Water Simulation and Rendering from a Still Photograph
Ryusuke Sugimoto, Mingming He, Jing Liao, Pedro V. Sander

TL;DR
This paper introduces a novel method to generate realistic, animated water surfaces from a single photograph, combining neural networks and traditional techniques for real-time rendering and editing.
Contribution
It presents a new approach that estimates water surface parameters and reflections from a single image, enabling realistic animation and interaction without user intervention.
Findings
Produces realistic water animations from a single photo
Supports real-time rendering and editing of water surfaces
Works across diverse natural scenes with different lighting conditions
Abstract
We propose an approach to simulate and render realistic water animation from a single still input photograph. We first segment the water surface, estimate rendering parameters, and compute water reflection textures with a combination of neural networks and traditional optimization techniques.
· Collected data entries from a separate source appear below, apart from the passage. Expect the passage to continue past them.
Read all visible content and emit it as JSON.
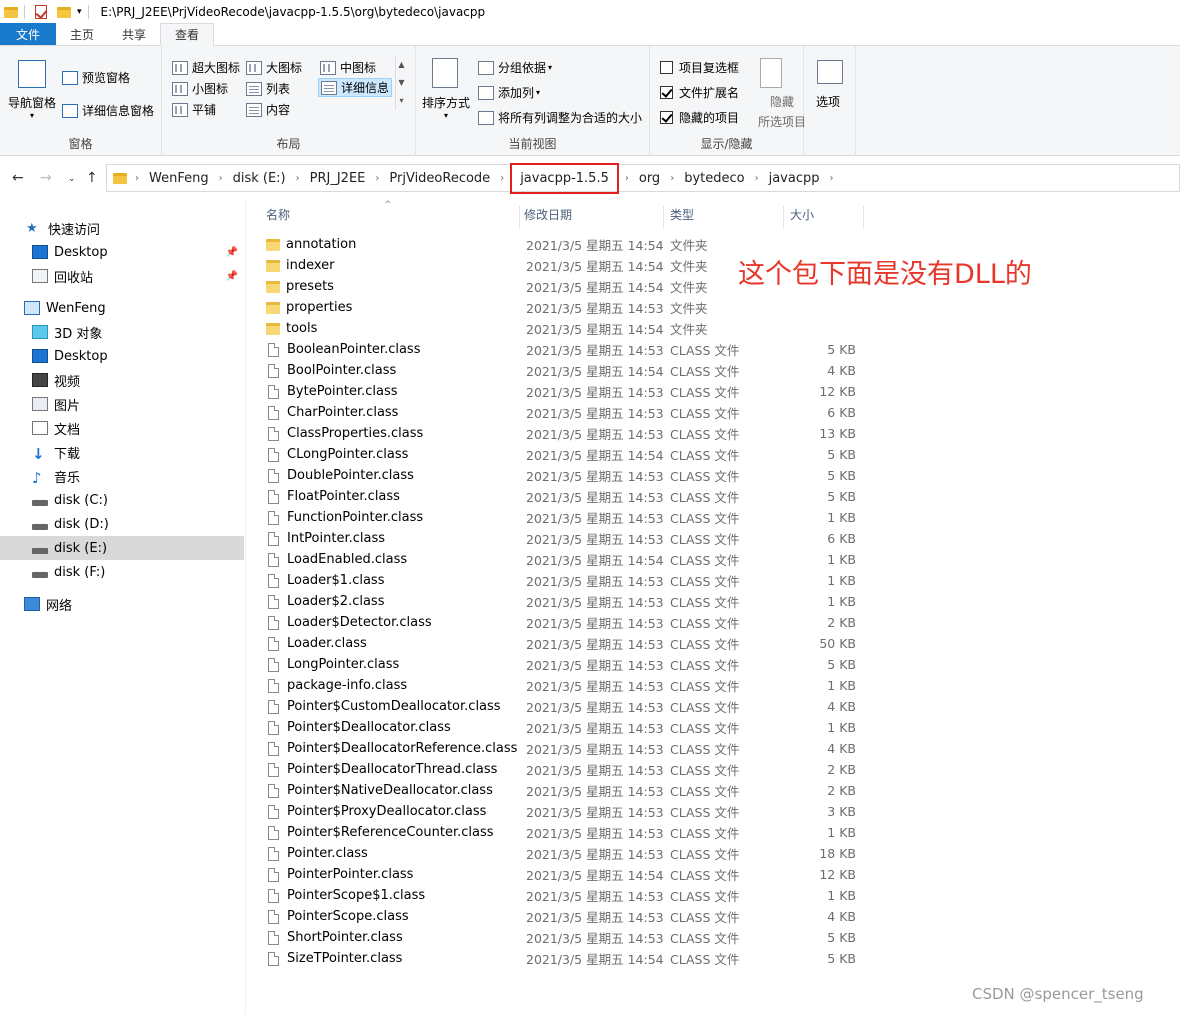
{
  "titlebar": {
    "path": "E:\\PRJ_J2EE\\PrjVideoRecode\\javacpp-1.5.5\\org\\bytedeco\\javacpp"
  },
  "tabs": [
    "文件",
    "主页",
    "共享",
    "查看"
  ],
  "ribbon": {
    "pane": {
      "nav_pane": "导航窗格",
      "preview_pane": "预览窗格",
      "details_pane": "详细信息窗格",
      "label": "窗格"
    },
    "layout": {
      "items": [
        "超大图标",
        "大图标",
        "中图标",
        "小图标",
        "列表",
        "详细信息",
        "平铺",
        "内容"
      ],
      "label": "布局"
    },
    "current_view": {
      "sort": "排序方式",
      "group_by": "分组依据",
      "add_columns": "添加列",
      "fit_columns": "将所有列调整为合适的大小",
      "label": "当前视图"
    },
    "show_hide": {
      "item_checkboxes": "项目复选框",
      "file_extensions": "文件扩展名",
      "hidden_items": "隐藏的项目",
      "hide_selected_1": "隐藏",
      "hide_selected_2": "所选项目",
      "label": "显示/隐藏"
    },
    "options": "选项"
  },
  "address": {
    "crumbs": [
      "WenFeng",
      "disk (E:)",
      "PRJ_J2EE",
      "PrjVideoRecode",
      "javacpp-1.5.5",
      "org",
      "bytedeco",
      "javacpp"
    ]
  },
  "sidebar": {
    "items": [
      {
        "label": "快速访问",
        "icon": "star-icon"
      },
      {
        "label": "Desktop",
        "icon": "desktop-icon"
      },
      {
        "label": "回收站",
        "icon": "recycle-bin-icon"
      },
      {
        "label": "WenFeng",
        "icon": "computer-icon"
      },
      {
        "label": "3D 对象",
        "icon": "3d-objects-icon"
      },
      {
        "label": "Desktop",
        "icon": "desktop-icon"
      },
      {
        "label": "视频",
        "icon": "video-icon"
      },
      {
        "label": "图片",
        "icon": "pictures-icon"
      },
      {
        "label": "文档",
        "icon": "documents-icon"
      },
      {
        "label": "下载",
        "icon": "download-icon"
      },
      {
        "label": "音乐",
        "icon": "music-icon"
      },
      {
        "label": "disk (C:)",
        "icon": "drive-icon"
      },
      {
        "label": "disk (D:)",
        "icon": "drive-icon"
      },
      {
        "label": "disk (E:)",
        "icon": "drive-icon"
      },
      {
        "label": "disk (F:)",
        "icon": "drive-icon"
      },
      {
        "label": "网络",
        "icon": "network-icon"
      }
    ]
  },
  "columns": {
    "name": "名称",
    "date": "修改日期",
    "type": "类型",
    "size": "大小"
  },
  "files": [
    {
      "name": "annotation",
      "date": "2021/3/5 星期五 14:54",
      "type": "文件夹",
      "size": ""
    },
    {
      "name": "indexer",
      "date": "2021/3/5 星期五 14:54",
      "type": "文件夹",
      "size": ""
    },
    {
      "name": "presets",
      "date": "2021/3/5 星期五 14:54",
      "type": "文件夹",
      "size": ""
    },
    {
      "name": "properties",
      "date": "2021/3/5 星期五 14:53",
      "type": "文件夹",
      "size": ""
    },
    {
      "name": "tools",
      "date": "2021/3/5 星期五 14:54",
      "type": "文件夹",
      "size": ""
    },
    {
      "name": "BooleanPointer.class",
      "date": "2021/3/5 星期五 14:53",
      "type": "CLASS 文件",
      "size": "5 KB"
    },
    {
      "name": "BoolPointer.class",
      "date": "2021/3/5 星期五 14:54",
      "type": "CLASS 文件",
      "size": "4 KB"
    },
    {
      "name": "BytePointer.class",
      "date": "2021/3/5 星期五 14:53",
      "type": "CLASS 文件",
      "size": "12 KB"
    },
    {
      "name": "CharPointer.class",
      "date": "2021/3/5 星期五 14:53",
      "type": "CLASS 文件",
      "size": "6 KB"
    },
    {
      "name": "ClassProperties.class",
      "date": "2021/3/5 星期五 14:53",
      "type": "CLASS 文件",
      "size": "13 KB"
    },
    {
      "name": "CLongPointer.class",
      "date": "2021/3/5 星期五 14:54",
      "type": "CLASS 文件",
      "size": "5 KB"
    },
    {
      "name": "DoublePointer.class",
      "date": "2021/3/5 星期五 14:53",
      "type": "CLASS 文件",
      "size": "5 KB"
    },
    {
      "name": "FloatPointer.class",
      "date": "2021/3/5 星期五 14:53",
      "type": "CLASS 文件",
      "size": "5 KB"
    },
    {
      "name": "FunctionPointer.class",
      "date": "2021/3/5 星期五 14:53",
      "type": "CLASS 文件",
      "size": "1 KB"
    },
    {
      "name": "IntPointer.class",
      "date": "2021/3/5 星期五 14:53",
      "type": "CLASS 文件",
      "size": "6 KB"
    },
    {
      "name": "LoadEnabled.class",
      "date": "2021/3/5 星期五 14:54",
      "type": "CLASS 文件",
      "size": "1 KB"
    },
    {
      "name": "Loader$1.class",
      "date": "2021/3/5 星期五 14:53",
      "type": "CLASS 文件",
      "size": "1 KB"
    },
    {
      "name": "Loader$2.class",
      "date": "2021/3/5 星期五 14:53",
      "type": "CLASS 文件",
      "size": "1 KB"
    },
    {
      "name": "Loader$Detector.class",
      "date": "2021/3/5 星期五 14:53",
      "type": "CLASS 文件",
      "size": "2 KB"
    },
    {
      "name": "Loader.class",
      "date": "2021/3/5 星期五 14:53",
      "type": "CLASS 文件",
      "size": "50 KB"
    },
    {
      "name": "LongPointer.class",
      "date": "2021/3/5 星期五 14:53",
      "type": "CLASS 文件",
      "size": "5 KB"
    },
    {
      "name": "package-info.class",
      "date": "2021/3/5 星期五 14:53",
      "type": "CLASS 文件",
      "size": "1 KB"
    },
    {
      "name": "Pointer$CustomDeallocator.class",
      "date": "2021/3/5 星期五 14:53",
      "type": "CLASS 文件",
      "size": "4 KB"
    },
    {
      "name": "Pointer$Deallocator.class",
      "date": "2021/3/5 星期五 14:53",
      "type": "CLASS 文件",
      "size": "1 KB"
    },
    {
      "name": "Pointer$DeallocatorReference.class",
      "date": "2021/3/5 星期五 14:53",
      "type": "CLASS 文件",
      "size": "4 KB"
    },
    {
      "name": "Pointer$DeallocatorThread.class",
      "date": "2021/3/5 星期五 14:53",
      "type": "CLASS 文件",
      "size": "2 KB"
    },
    {
      "name": "Pointer$NativeDeallocator.class",
      "date": "2021/3/5 星期五 14:53",
      "type": "CLASS 文件",
      "size": "2 KB"
    },
    {
      "name": "Pointer$ProxyDeallocator.class",
      "date": "2021/3/5 星期五 14:53",
      "type": "CLASS 文件",
      "size": "3 KB"
    },
    {
      "name": "Pointer$ReferenceCounter.class",
      "date": "2021/3/5 星期五 14:53",
      "type": "CLASS 文件",
      "size": "1 KB"
    },
    {
      "name": "Pointer.class",
      "date": "2021/3/5 星期五 14:53",
      "type": "CLASS 文件",
      "size": "18 KB"
    },
    {
      "name": "PointerPointer.class",
      "date": "2021/3/5 星期五 14:54",
      "type": "CLASS 文件",
      "size": "12 KB"
    },
    {
      "name": "PointerScope$1.class",
      "date": "2021/3/5 星期五 14:53",
      "type": "CLASS 文件",
      "size": "1 KB"
    },
    {
      "name": "PointerScope.class",
      "date": "2021/3/5 星期五 14:53",
      "type": "CLASS 文件",
      "size": "4 KB"
    },
    {
      "name": "ShortPointer.class",
      "date": "2021/3/5 星期五 14:53",
      "type": "CLASS 文件",
      "size": "5 KB"
    },
    {
      "name": "SizeTPointer.class",
      "date": "2021/3/5 星期五 14:54",
      "type": "CLASS 文件",
      "size": "5 KB"
    }
  ],
  "annotation": "这个包下面是没有DLL的",
  "watermark": "CSDN @spencer_tseng",
  "colors": {
    "accent": "#1979ca",
    "highlight_box": "#e02020",
    "annotation": "#e8362a",
    "selected_bg": "#d9d9d9"
  }
}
Then we propose an image-based screen space local reflection model to render the water surface overlaid on the input image and generate real-time water animation. Our approach creates realistic results with no user intervention for a wide variety of natural scenes containing large bodies of water with different lighting and water surface conditions. Since our method provides a 3D representation of the water surface, it naturally enables direct editing of water parameters and also supports interactive applications like adding synthetic objects to the scene.